If F is at the start, the possibilities are
{(53)12, (53)62, (71)12, (71)62, (89)12, (89)62, (97)12, (97)62},
none of which is divisible by one of the other primes.
So F is in the middle, and of the possibilities
{1(53)2, 6(53)2, 1(71)2, 6(71)2, 1(89)2, 6(89)2, 1(97)2, 6(97)2}
only 6(53)2 = 71×92 works,
so **[9ac] = 62**,
**F = 53** and
**R = 71**.

The remaining primes are {B, J} = {89, 97} in some order.

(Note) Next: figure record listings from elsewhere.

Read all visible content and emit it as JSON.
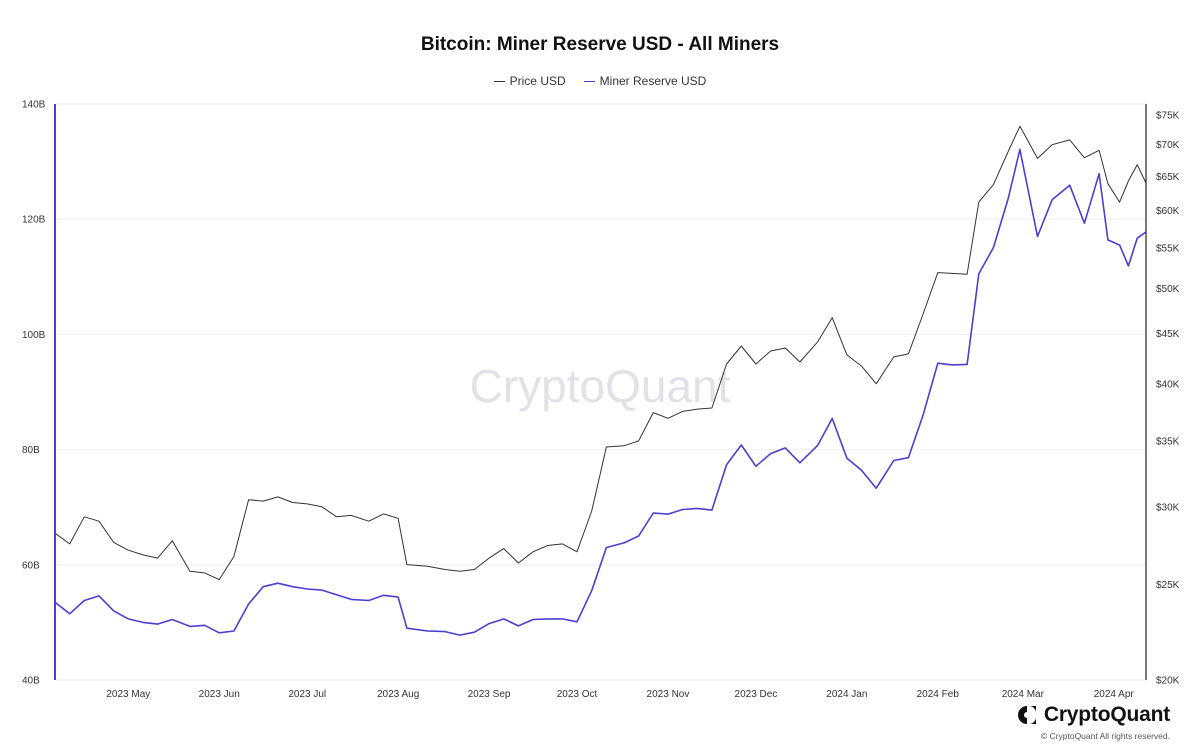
{
  "chart_data": {
    "type": "line",
    "title": "Bitcoin: Miner Reserve USD - All Miners",
    "xlabel": "",
    "legend": {
      "placement": "top-center",
      "entries": [
        "Price USD",
        "Miner Reserve USD"
      ]
    },
    "grid": true,
    "x_tick_labels": [
      "2023 May",
      "2023 Jun",
      "2023 Jul",
      "2023 Aug",
      "2023 Sep",
      "2023 Oct",
      "2023 Nov",
      "2023 Dec",
      "2024 Jan",
      "2024 Feb",
      "2024 Mar",
      "2024 Apr"
    ],
    "x_range": [
      "2023-04-20",
      "2024-04-26"
    ],
    "y_left": {
      "label": "",
      "scale": "linear",
      "range": [
        40,
        140
      ],
      "unit": "B",
      "tick_labels": [
        "40B",
        "60B",
        "80B",
        "100B",
        "120B",
        "140B"
      ]
    },
    "y_right": {
      "label": "",
      "scale": "log",
      "range": [
        20000,
        77000
      ],
      "tick_values": [
        20000,
        25000,
        30000,
        35000,
        40000,
        45000,
        50000,
        55000,
        60000,
        65000,
        70000,
        75000
      ],
      "tick_labels": [
        "$20K",
        "$25K",
        "$30K",
        "$35K",
        "$40K",
        "$45K",
        "$50K",
        "$55K",
        "$60K",
        "$65K",
        "$70K",
        "$75K"
      ]
    },
    "x": [
      "2023-04-20",
      "2023-04-25",
      "2023-04-30",
      "2023-05-05",
      "2023-05-10",
      "2023-05-15",
      "2023-05-20",
      "2023-05-25",
      "2023-05-30",
      "2023-06-05",
      "2023-06-10",
      "2023-06-15",
      "2023-06-20",
      "2023-06-25",
      "2023-06-30",
      "2023-07-05",
      "2023-07-10",
      "2023-07-15",
      "2023-07-20",
      "2023-07-25",
      "2023-07-30",
      "2023-08-05",
      "2023-08-10",
      "2023-08-15",
      "2023-08-18",
      "2023-08-25",
      "2023-08-31",
      "2023-09-05",
      "2023-09-10",
      "2023-09-15",
      "2023-09-20",
      "2023-09-25",
      "2023-09-30",
      "2023-10-05",
      "2023-10-10",
      "2023-10-15",
      "2023-10-20",
      "2023-10-25",
      "2023-10-31",
      "2023-11-05",
      "2023-11-10",
      "2023-11-15",
      "2023-11-20",
      "2023-11-25",
      "2023-11-30",
      "2023-12-05",
      "2023-12-10",
      "2023-12-15",
      "2023-12-20",
      "2023-12-25",
      "2023-12-30",
      "2024-01-05",
      "2024-01-10",
      "2024-01-15",
      "2024-01-20",
      "2024-01-25",
      "2024-01-31",
      "2024-02-05",
      "2024-02-10",
      "2024-02-15",
      "2024-02-20",
      "2024-02-25",
      "2024-02-29",
      "2024-03-05",
      "2024-03-10",
      "2024-03-14",
      "2024-03-20",
      "2024-03-25",
      "2024-03-31",
      "2024-04-05",
      "2024-04-10",
      "2024-04-13",
      "2024-04-17",
      "2024-04-20",
      "2024-04-23",
      "2024-04-26"
    ],
    "series": [
      {
        "name": "Price USD",
        "axis": "right",
        "color": "#333333",
        "values": [
          28200,
          27500,
          29300,
          29000,
          27600,
          27100,
          26800,
          26600,
          27700,
          25800,
          25700,
          25300,
          26700,
          30500,
          30400,
          30700,
          30300,
          30200,
          30000,
          29300,
          29400,
          29000,
          29500,
          29200,
          26200,
          26100,
          25900,
          25800,
          25900,
          26600,
          27200,
          26300,
          27000,
          27400,
          27500,
          27000,
          29700,
          34500,
          34600,
          35000,
          37400,
          36900,
          37500,
          37700,
          37800,
          41900,
          43700,
          41900,
          43200,
          43500,
          42100,
          44100,
          46700,
          42800,
          41700,
          40000,
          42600,
          42900,
          47100,
          51900,
          51800,
          51700,
          61200,
          63800,
          68900,
          73100,
          67800,
          70000,
          70800,
          67900,
          69100,
          63900,
          61200,
          64300,
          66800,
          64000
        ]
      },
      {
        "name": "Miner Reserve USD",
        "axis": "left",
        "color": "#4b3fd1",
        "values": [
          53.5,
          51.5,
          53.8,
          54.6,
          52.0,
          50.6,
          50.0,
          49.7,
          50.5,
          49.3,
          49.5,
          48.2,
          48.5,
          53.2,
          56.2,
          56.8,
          56.2,
          55.8,
          55.6,
          54.8,
          54.0,
          53.8,
          54.7,
          54.4,
          49.0,
          48.5,
          48.4,
          47.8,
          48.3,
          49.8,
          50.6,
          49.4,
          50.5,
          50.6,
          50.6,
          50.1,
          55.5,
          63.0,
          63.8,
          65.0,
          69.0,
          68.8,
          69.6,
          69.8,
          69.5,
          77.4,
          80.8,
          77.1,
          79.3,
          80.3,
          77.7,
          80.7,
          85.4,
          78.5,
          76.4,
          73.3,
          78.1,
          78.6,
          86.0,
          95.0,
          94.7,
          94.8,
          110.5,
          115.1,
          123.6,
          132.1,
          117.0,
          123.4,
          125.9,
          119.3,
          127.9,
          116.4,
          115.5,
          111.9,
          116.7,
          117.8
        ]
      }
    ]
  },
  "watermark": "CryptoQuant",
  "brand": {
    "name": "CryptoQuant",
    "copyright": "© CryptoQuant All rights reserved."
  }
}
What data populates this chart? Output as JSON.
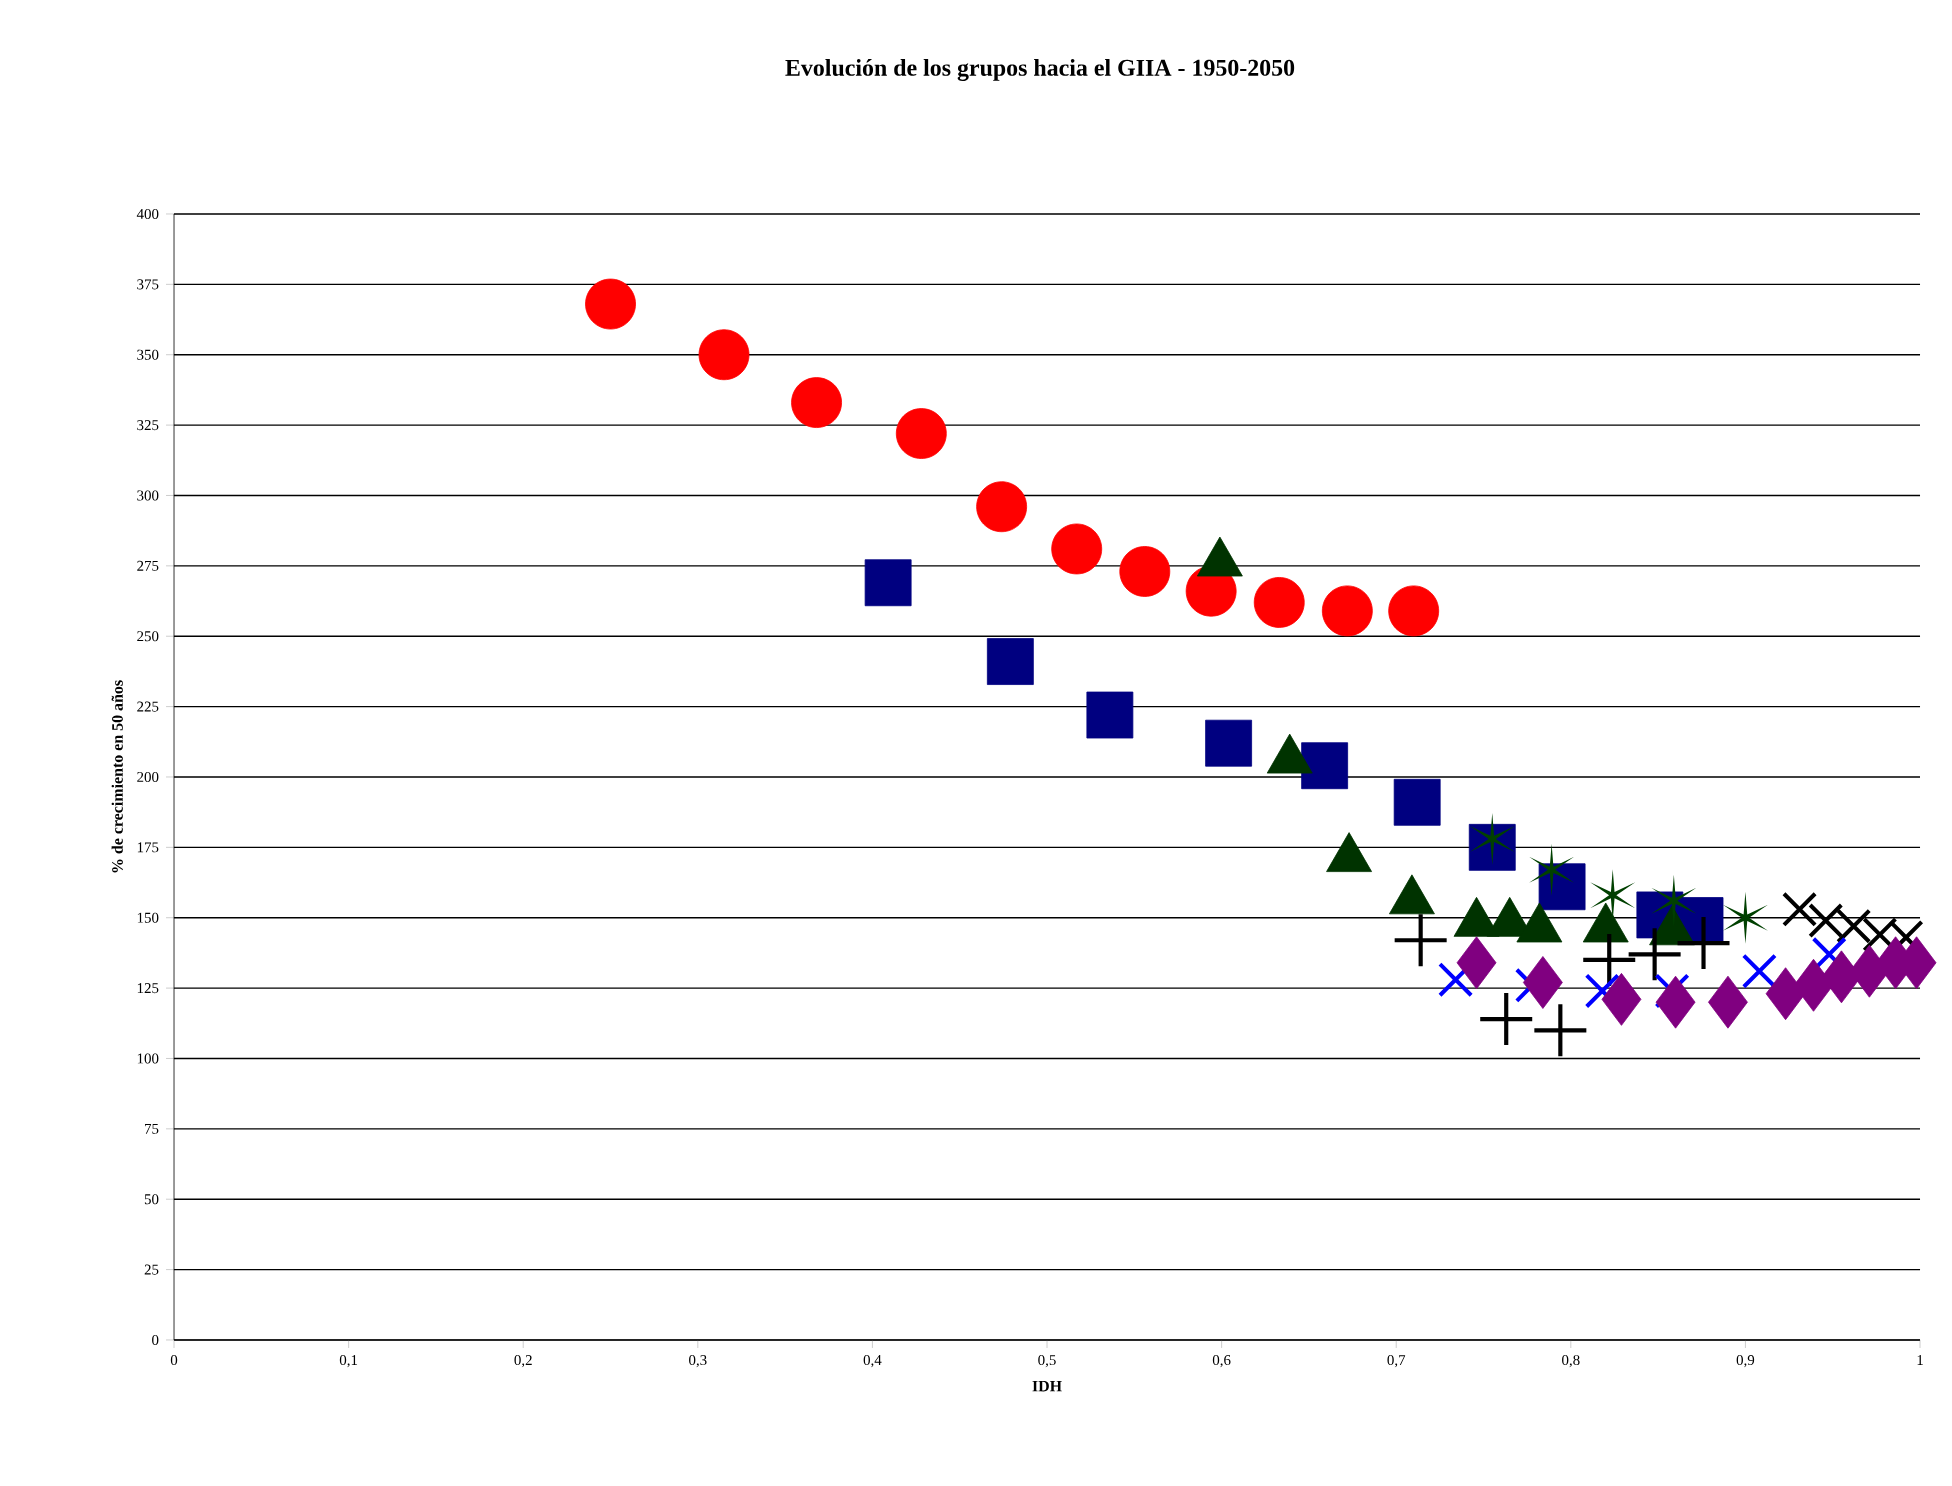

13ac is a prime formed from the entry
[13ac] = 41 with J inserted somewhere.
If J is 97 then the digit sum of 13ac would be 21,
so 13ac would be a multiple of 3;
therefore **J = 89** and **B = 97**.
We don’t need to know what 13ac is,
but 41(89) = 59×71 and 4(89)1 = 67×73,
so it’s the prime (89)41.

[4dn] = _60 and 4dn is a multiple of 97, containing 71,
one of {(71)_60, _(71)60, _6(71)0, _60(71)}.
Of the 36 combinations,
only 2(71)60 = 97×280 fits,
so **[4dn] = 260**.
Finally, 2ac contains 97 and is a multiple of its entry [2ac] = _92.
Of the 36 possible combinations,
only 5(97)92 = 592×101 fits,
so **[2ac] = 592** and the grid is complete.